Lewis Hamilton: Gegen Nico Rosberg im Nachteil?

Von Mathias Brunner
Formel 1
Lewis Hamilton mit seinem Silberpfeil

Lewis Hamilton mit seinem Silberpfeil

Der Engländer hadert damit, dass ein Motordefekt seine Rennsimulation verhindert hat. Morgen soll es regnen, am Sonntag wieder trocken sein. Ist Hamilton schon im Hintertreffen?

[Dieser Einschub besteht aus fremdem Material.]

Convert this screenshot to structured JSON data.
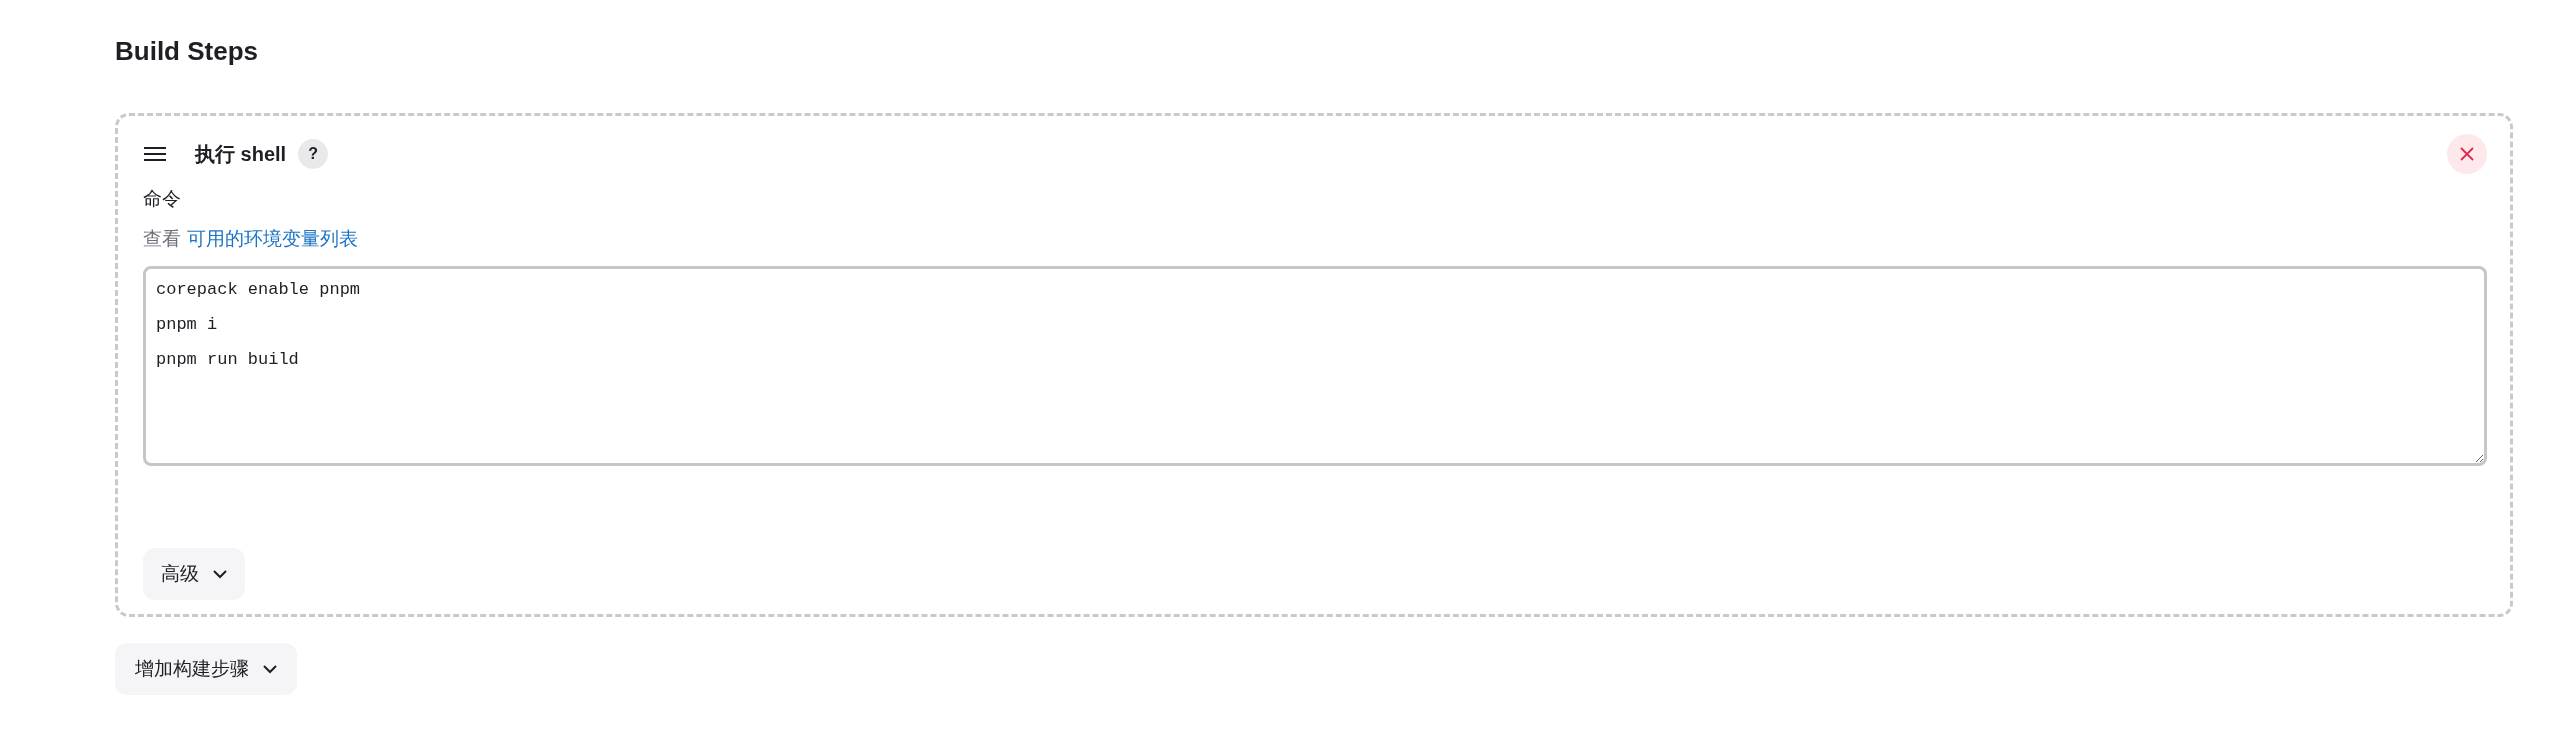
{
  "section_title": "Build Steps",
  "step": {
    "title": "执行 shell",
    "help": "?",
    "field_label": "命令",
    "hint_prefix": "查看",
    "hint_link": "可用的环境变量列表",
    "command": "corepack enable pnpm\npnpm i\npnpm run build",
    "advanced_button": "高级"
  },
  "add_button": "增加构建步骤"
}
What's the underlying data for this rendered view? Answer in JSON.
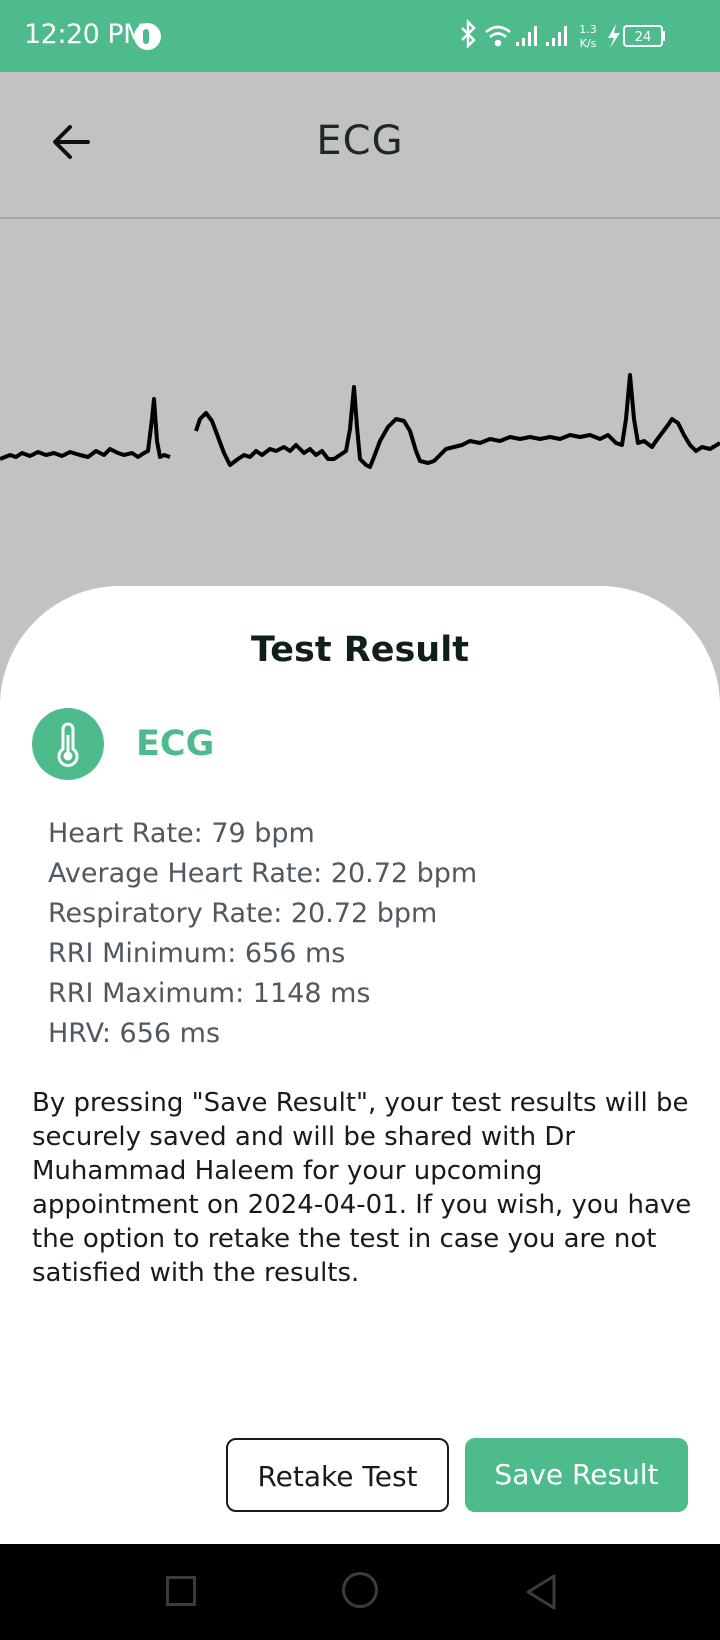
{
  "status_bar": {
    "time": "12:20 PM",
    "network_speed": "1.3 K/s",
    "battery": "24",
    "icons": [
      "app-icon",
      "bluetooth-icon",
      "wifi-icon",
      "signal-icon",
      "signal-icon",
      "charging-icon",
      "battery-icon"
    ]
  },
  "header": {
    "title": "ECG",
    "back_icon": "arrow-left-icon"
  },
  "result_sheet": {
    "title": "Test Result",
    "test_icon": "thermometer-icon",
    "test_name": "ECG",
    "metrics": [
      "Heart Rate: 79 bpm",
      "Average Heart Rate: 20.72 bpm",
      "Respiratory Rate: 20.72 bpm",
      "RRI Minimum: 656 ms",
      "RRI Maximum: 1148 ms",
      "HRV: 656 ms"
    ],
    "disclaimer": "By pressing \"Save Result\", your test results will be securely saved and will be shared with Dr Muhammad Haleem for your upcoming appointment on 2024-04-01. If you wish, you have the option to retake the test in case you are not satisfied with the results.",
    "retake_label": "Retake Test",
    "save_label": "Save Result"
  },
  "nav_bar": {
    "icons": [
      "recents-square-icon",
      "home-circle-icon",
      "back-triangle-icon"
    ]
  },
  "colors": {
    "accent": "#4dbb8b",
    "overlay_background": "#c2c2c2",
    "text_dark": "#1a1a1a",
    "metric_text": "#505860"
  }
}
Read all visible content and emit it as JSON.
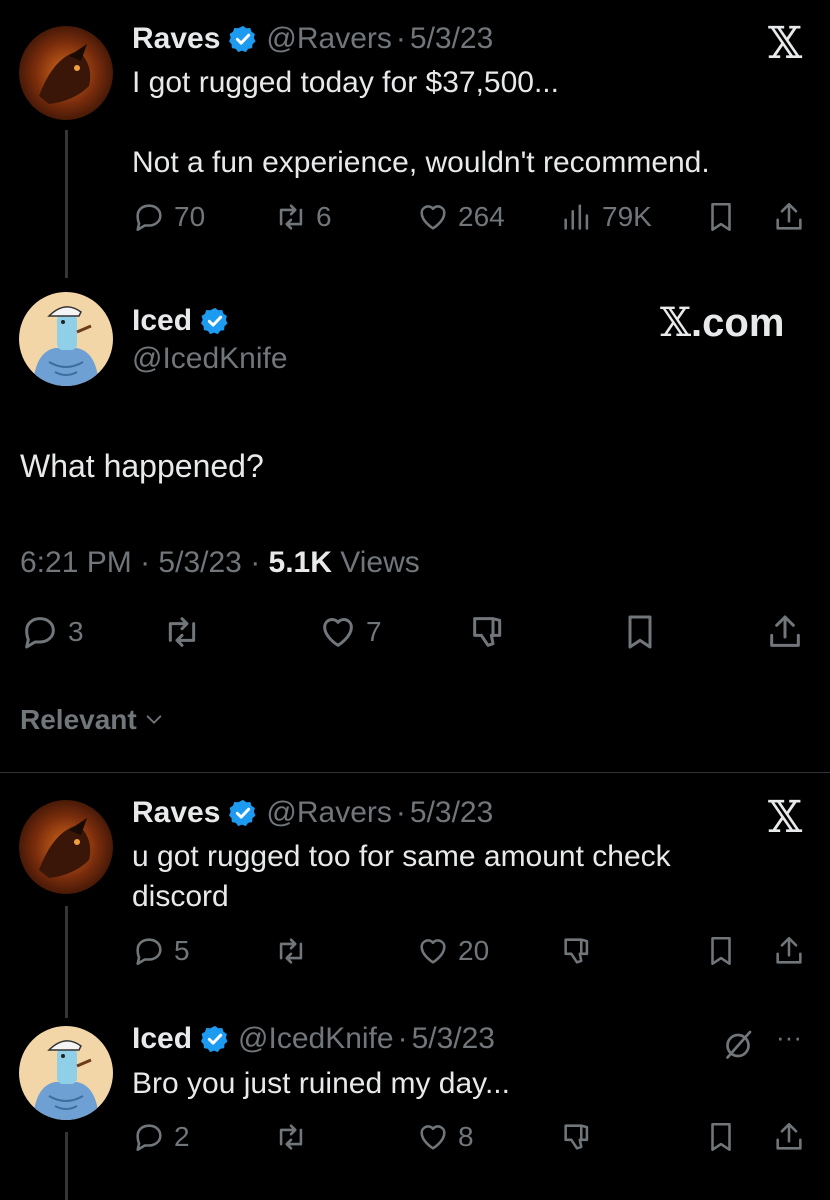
{
  "tweet1": {
    "name": "Raves",
    "handle": "@Ravers",
    "separator": "·",
    "date": "5/3/23",
    "text": "I got rugged today for $37,500...\n\nNot a fun experience, wouldn't recommend.",
    "replies": "70",
    "retweets": "6",
    "likes": "264",
    "views": "79K",
    "logo": "𝕏"
  },
  "main_tweet": {
    "name": "Iced",
    "handle": "@IcedKnife",
    "site_label": ".com",
    "site_logo": "𝕏",
    "text": "What happened?",
    "time": "6:21 PM",
    "date": "5/3/23",
    "views_count": "5.1K",
    "views_label": "Views",
    "separator": "·",
    "replies": "3",
    "likes": "7"
  },
  "sort": {
    "label": "Relevant"
  },
  "reply1": {
    "name": "Raves",
    "handle": "@Ravers",
    "separator": "·",
    "date": "5/3/23",
    "text": "u got rugged too for same amount check\ndiscord",
    "replies": "5",
    "likes": "20",
    "logo": "𝕏"
  },
  "reply2": {
    "name": "Iced",
    "handle": "@IcedKnife",
    "separator": "·",
    "date": "5/3/23",
    "text": "Bro you just ruined my day...",
    "replies": "2",
    "likes": "8",
    "more": "···"
  },
  "colors": {
    "background": "#000000",
    "text": "#e7e9ea",
    "muted": "#71767b",
    "verified": "#1d9bf0"
  }
}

Mit dem fallenden Öldruck an seiner Mercedes-Antriebseinheit kollabierte auch Lewis Hamiltons Absicht, eine Rennsimulation zu fahren. Die Dauerläufe am Freitag sind ganz wichtig im Hinblick auf ein Rennen – es geht um die Fahrzeugbalance mit vollen Tanks, es geht um Spritverbrauch, es geht um Tests in Sachen Reifenverschleiss. Das alles konnte sich der Brite abschminken.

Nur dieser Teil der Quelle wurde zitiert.